Enemy of the Stars

This is a play, written by Wyndham Lewis, included in BLAST 1. On a page entitled “ADVERTISEMENT” we have the following laid out in Grotesque No 9, the fount of the Manifesto pages, using the ‘blocky’ layouts already found there:


We know from this introduction that we are in for no ‘normal’ play. After the characters are introduced (“two heathen clowns, grave booth animals, cynical athletes”), Lewis writes:


After the stage arrangements (“…RED OF STAINED COPPER PREDOMINANT COLOUR. OVERTURNED CASES AND OTHER IMPEDIMENTA…”) the first character, Argol, is introduced. Further details of “Yard” and the “Super” are given. There is a further section called “The Night”, then Hanp, the other character is introduced. The rest of the play is written as if it were a short story or a novel. There is no conventional dialogue; the speech is all reported in the narrative. This makes the play rather difficult to act out. Other parts of the ‘play’ are going to be impossible to stage, as some of the narrative is what the characters are thinking. How would this be communicated in a theatre? Other parts of the narrative is a report of what is happening elsewhere (presumably off-stage), or at different periods. For example:

Beyond the canal, brute-lands, shuttered with stoney clouds, lay in heavy angels of sand. They were squirted in by twenty ragged streams; legions of quails hopped parasitically in the miniature cliffs.

Arghol’s uncle was a wheelwright on the edge of the town.

Descriptions abound regarding the character’s perceptions:

Arghol could see only ponderous arabesques of red cloud…

As we read the text, multiple questions form in the reader’s mind. How will this translate to the stage? How can this be acted? Beyond these rather fundamental problems with accepting the text as a play, there are also multiple typographical errors. Arghol’s name changes from, Argol to Arghol. The quote above mentioning ‘heavy angels of sand’ would make more sense as ‘heavy angles of sand’ though use of the word sense in this context may add to the complexity: the very concepts of ‘sense’ and ‘meaning’ are being challenged.

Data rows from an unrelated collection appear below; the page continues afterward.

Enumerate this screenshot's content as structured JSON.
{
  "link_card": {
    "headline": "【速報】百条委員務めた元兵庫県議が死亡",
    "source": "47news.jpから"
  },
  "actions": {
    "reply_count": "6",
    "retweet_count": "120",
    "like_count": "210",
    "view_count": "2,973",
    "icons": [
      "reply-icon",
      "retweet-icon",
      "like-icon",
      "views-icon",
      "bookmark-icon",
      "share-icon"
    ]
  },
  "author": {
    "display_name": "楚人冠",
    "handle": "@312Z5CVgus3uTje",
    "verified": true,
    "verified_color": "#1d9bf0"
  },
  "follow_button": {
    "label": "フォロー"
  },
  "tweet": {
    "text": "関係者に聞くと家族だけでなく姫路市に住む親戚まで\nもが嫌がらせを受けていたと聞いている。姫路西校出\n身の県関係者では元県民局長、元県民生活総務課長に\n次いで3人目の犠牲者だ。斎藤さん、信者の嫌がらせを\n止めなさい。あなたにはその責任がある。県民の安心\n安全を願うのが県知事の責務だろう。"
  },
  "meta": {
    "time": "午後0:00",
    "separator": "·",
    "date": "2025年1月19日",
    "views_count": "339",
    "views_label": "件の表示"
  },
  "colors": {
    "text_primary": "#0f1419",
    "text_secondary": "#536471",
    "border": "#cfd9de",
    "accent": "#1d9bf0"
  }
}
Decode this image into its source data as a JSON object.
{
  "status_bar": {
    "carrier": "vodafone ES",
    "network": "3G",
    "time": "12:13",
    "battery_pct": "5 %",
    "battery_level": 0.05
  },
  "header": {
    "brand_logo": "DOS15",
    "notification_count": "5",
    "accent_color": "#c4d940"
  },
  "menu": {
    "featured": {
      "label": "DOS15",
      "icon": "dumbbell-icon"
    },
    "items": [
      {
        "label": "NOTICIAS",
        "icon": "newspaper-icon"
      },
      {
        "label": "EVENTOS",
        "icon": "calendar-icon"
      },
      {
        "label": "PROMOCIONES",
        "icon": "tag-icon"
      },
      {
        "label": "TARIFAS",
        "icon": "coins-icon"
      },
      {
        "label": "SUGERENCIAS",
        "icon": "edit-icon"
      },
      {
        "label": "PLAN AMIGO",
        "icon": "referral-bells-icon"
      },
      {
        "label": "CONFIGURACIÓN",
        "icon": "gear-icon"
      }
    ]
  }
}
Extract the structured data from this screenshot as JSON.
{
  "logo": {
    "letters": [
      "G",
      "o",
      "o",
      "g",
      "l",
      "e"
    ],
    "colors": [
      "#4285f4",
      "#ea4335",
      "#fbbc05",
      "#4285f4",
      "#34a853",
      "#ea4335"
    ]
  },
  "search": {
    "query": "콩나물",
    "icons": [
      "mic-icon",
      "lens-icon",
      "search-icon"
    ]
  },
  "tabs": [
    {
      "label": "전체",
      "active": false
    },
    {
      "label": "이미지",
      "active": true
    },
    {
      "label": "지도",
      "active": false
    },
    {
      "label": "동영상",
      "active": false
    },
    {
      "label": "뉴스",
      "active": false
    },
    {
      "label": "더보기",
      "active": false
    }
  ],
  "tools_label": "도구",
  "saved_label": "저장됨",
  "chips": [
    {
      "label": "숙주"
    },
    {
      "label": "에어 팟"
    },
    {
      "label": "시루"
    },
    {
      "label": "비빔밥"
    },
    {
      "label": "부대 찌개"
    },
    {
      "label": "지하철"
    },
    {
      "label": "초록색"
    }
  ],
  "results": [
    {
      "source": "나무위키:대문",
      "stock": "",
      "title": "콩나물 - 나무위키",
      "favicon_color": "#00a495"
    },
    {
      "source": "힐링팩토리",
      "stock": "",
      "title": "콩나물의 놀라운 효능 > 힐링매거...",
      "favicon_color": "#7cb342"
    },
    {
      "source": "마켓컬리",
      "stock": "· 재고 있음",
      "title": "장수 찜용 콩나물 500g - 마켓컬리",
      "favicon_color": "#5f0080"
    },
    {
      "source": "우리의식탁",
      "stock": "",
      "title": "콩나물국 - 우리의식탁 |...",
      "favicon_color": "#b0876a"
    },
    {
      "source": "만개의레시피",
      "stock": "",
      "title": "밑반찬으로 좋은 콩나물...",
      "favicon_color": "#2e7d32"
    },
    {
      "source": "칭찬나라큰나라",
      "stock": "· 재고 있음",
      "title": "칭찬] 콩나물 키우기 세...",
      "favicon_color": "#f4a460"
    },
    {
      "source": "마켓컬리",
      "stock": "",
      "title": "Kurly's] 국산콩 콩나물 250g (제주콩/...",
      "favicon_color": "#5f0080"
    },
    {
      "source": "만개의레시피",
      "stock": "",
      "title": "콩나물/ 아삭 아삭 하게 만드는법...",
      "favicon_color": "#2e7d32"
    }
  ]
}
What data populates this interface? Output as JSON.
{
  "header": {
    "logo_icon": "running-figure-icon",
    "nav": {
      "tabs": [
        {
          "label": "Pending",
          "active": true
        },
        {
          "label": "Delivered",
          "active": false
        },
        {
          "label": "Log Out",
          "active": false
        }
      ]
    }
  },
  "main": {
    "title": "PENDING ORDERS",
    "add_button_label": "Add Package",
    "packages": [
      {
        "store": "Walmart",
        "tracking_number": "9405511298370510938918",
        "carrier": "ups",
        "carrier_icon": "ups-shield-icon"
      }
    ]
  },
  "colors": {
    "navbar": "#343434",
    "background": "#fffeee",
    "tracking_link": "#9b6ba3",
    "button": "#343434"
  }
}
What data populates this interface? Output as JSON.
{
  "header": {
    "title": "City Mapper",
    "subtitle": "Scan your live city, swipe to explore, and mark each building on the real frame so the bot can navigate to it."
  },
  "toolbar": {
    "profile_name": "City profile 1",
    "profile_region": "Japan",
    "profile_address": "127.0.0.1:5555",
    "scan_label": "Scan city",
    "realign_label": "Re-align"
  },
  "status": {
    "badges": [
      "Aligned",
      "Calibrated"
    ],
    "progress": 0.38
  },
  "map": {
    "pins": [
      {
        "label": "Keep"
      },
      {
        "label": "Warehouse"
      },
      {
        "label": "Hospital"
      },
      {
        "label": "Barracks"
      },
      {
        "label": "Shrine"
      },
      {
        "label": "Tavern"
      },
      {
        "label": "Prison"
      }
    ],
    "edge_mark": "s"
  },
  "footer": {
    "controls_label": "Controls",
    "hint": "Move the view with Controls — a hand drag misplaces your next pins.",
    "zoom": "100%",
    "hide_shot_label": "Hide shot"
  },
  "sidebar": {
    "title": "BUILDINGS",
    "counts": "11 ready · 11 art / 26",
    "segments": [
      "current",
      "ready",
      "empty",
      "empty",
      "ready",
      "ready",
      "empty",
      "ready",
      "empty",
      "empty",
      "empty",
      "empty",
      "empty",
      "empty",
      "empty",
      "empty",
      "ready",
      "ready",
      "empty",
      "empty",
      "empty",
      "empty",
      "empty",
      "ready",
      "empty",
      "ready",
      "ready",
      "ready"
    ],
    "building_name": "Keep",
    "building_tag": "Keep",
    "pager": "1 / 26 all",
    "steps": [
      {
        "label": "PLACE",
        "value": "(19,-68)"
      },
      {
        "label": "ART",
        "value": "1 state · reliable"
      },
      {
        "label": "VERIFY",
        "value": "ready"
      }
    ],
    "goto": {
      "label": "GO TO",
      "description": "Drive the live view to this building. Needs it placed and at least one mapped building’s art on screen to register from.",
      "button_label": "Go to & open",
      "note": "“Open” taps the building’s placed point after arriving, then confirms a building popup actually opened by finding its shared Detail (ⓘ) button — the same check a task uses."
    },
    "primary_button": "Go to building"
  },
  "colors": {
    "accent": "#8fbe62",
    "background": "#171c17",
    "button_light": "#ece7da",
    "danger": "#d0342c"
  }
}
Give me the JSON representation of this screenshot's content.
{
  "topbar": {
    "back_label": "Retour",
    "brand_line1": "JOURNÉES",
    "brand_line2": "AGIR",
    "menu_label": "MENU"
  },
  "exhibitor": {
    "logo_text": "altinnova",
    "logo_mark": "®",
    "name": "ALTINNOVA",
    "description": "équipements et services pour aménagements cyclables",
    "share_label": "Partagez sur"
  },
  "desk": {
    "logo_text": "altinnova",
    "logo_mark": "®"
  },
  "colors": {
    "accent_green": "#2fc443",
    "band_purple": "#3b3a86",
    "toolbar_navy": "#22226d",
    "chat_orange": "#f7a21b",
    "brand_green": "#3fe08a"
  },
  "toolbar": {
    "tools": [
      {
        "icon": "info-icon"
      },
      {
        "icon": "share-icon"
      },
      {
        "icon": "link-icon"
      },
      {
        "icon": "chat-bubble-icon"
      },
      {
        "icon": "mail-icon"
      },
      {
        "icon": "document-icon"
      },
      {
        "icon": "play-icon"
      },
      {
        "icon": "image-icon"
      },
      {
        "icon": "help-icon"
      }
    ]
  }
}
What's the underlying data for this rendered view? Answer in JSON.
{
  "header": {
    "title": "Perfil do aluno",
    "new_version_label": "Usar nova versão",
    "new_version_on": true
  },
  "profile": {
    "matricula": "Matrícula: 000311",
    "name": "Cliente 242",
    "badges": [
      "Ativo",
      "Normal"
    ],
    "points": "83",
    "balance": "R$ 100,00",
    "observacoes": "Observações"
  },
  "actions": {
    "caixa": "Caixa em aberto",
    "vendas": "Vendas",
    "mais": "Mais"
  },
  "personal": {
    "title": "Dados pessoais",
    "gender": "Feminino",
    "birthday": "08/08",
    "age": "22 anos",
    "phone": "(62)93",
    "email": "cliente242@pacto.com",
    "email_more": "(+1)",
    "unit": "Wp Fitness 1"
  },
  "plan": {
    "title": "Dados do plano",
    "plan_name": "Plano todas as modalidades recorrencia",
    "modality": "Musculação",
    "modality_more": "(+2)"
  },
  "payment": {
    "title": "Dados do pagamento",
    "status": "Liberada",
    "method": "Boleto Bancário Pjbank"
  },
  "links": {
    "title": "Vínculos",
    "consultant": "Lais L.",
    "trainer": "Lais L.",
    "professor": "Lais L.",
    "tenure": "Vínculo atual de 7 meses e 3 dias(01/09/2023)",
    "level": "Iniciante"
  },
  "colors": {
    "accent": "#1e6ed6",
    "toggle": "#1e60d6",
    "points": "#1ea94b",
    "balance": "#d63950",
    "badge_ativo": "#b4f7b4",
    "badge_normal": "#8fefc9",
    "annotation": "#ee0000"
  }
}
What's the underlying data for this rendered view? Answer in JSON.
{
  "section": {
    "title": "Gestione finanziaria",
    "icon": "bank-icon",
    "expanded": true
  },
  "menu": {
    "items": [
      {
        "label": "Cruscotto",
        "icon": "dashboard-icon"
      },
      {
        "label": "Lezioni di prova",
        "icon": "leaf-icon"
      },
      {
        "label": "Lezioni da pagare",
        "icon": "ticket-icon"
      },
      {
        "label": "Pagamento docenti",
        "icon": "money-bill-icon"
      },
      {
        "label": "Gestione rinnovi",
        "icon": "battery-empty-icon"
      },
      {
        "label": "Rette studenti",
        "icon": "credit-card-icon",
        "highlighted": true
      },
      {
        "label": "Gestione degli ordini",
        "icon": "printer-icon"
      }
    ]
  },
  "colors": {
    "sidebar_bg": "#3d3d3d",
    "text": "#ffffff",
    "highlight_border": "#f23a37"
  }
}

Elsewhere in BLAST, the Vorticists state that “the Art-Instinct is permanently primitive. In a chaos of imperfection, discord, etc, it finds the same stimulus as in Nature” (Manifesto II page 33). In other words, the Vorticists could find inspiration in the unbeautiful. Discord was something to be positively celebrated.

Following this central tenet of Vorticism, Lewis intended this play to be full of contradictions, clashing colours, and annoying internal inconsistencies. The play is undoubtedly difficult and complex to visualize, not only as a play, but as a text. The Vorticists’ Manifestos, paintings, woodcuts and sculpture are often confrontational. They were all designed not only to stand on their own merits as individual works of art, but also as agents of provocation, to confront contemporary taste. The Vorticists wanted society to abandon its long love affair with the idealistic but highly suspect Victorian linear narrative and discover an artistic experience more in harmony as it were, with modern discord: something jagged and unbeautiful, a reflection of the times, an artistic response more attuned to the realities of the moment. The society of the summer of 1914 was uncompromisingly combative. Confrontation and aggression was about to become brutal and deadly as Europe was to erupt into war only seven weeks later. The restless energy of the characters of Hanp and Arghol are surely the same restless energy that were at work in political and diplomatic circles at this same time.

The Enemy of the Stars was an attempt by Lewis to present an uncompromising alternative vision, in yet another medium, the medium of the theatre. The play was written as an example of what could be achieved using the Vorticist toolkit. Lewis succeeds in having produced the first truly Modernist play written in the English language.

Paul Edwards has already pointed out that Samuel Beckett’s expressionist works like Krapps’ Last Tape and Waiting for Godot seem to be logical progressions of this particular genre, where a sparse caste of characters explore the meaning of life in a post-apocalyptic, blasted landscape. This is rather ironic, as Lewis was writing this on the eve before the first modern apocalypse was about to start.

Lewis’s play is being produced at BLAST at 100 and at BLAST IN 2014. It will be interesting to see how the depth and breadth of Lewis’ rather difficult work will be handled on a real stage. Good luck to all!. It is understood that these will be the very first stage adaptations of his play.

There was a recital (rather than a staging) of the play at the Imperial War Museum by Adrian Henri and others – possibly to commemorate the seventieth anniversary of BLAST in 1984? Adrian Henri was a 1960′s Liverpool Poet, famous as the author of such pieces as ‘The New, Fully Automatic Daffodils’ and ‘The Entry of Christ into Liverpool’. The occasion was organised by the Wyndham Lewis Society.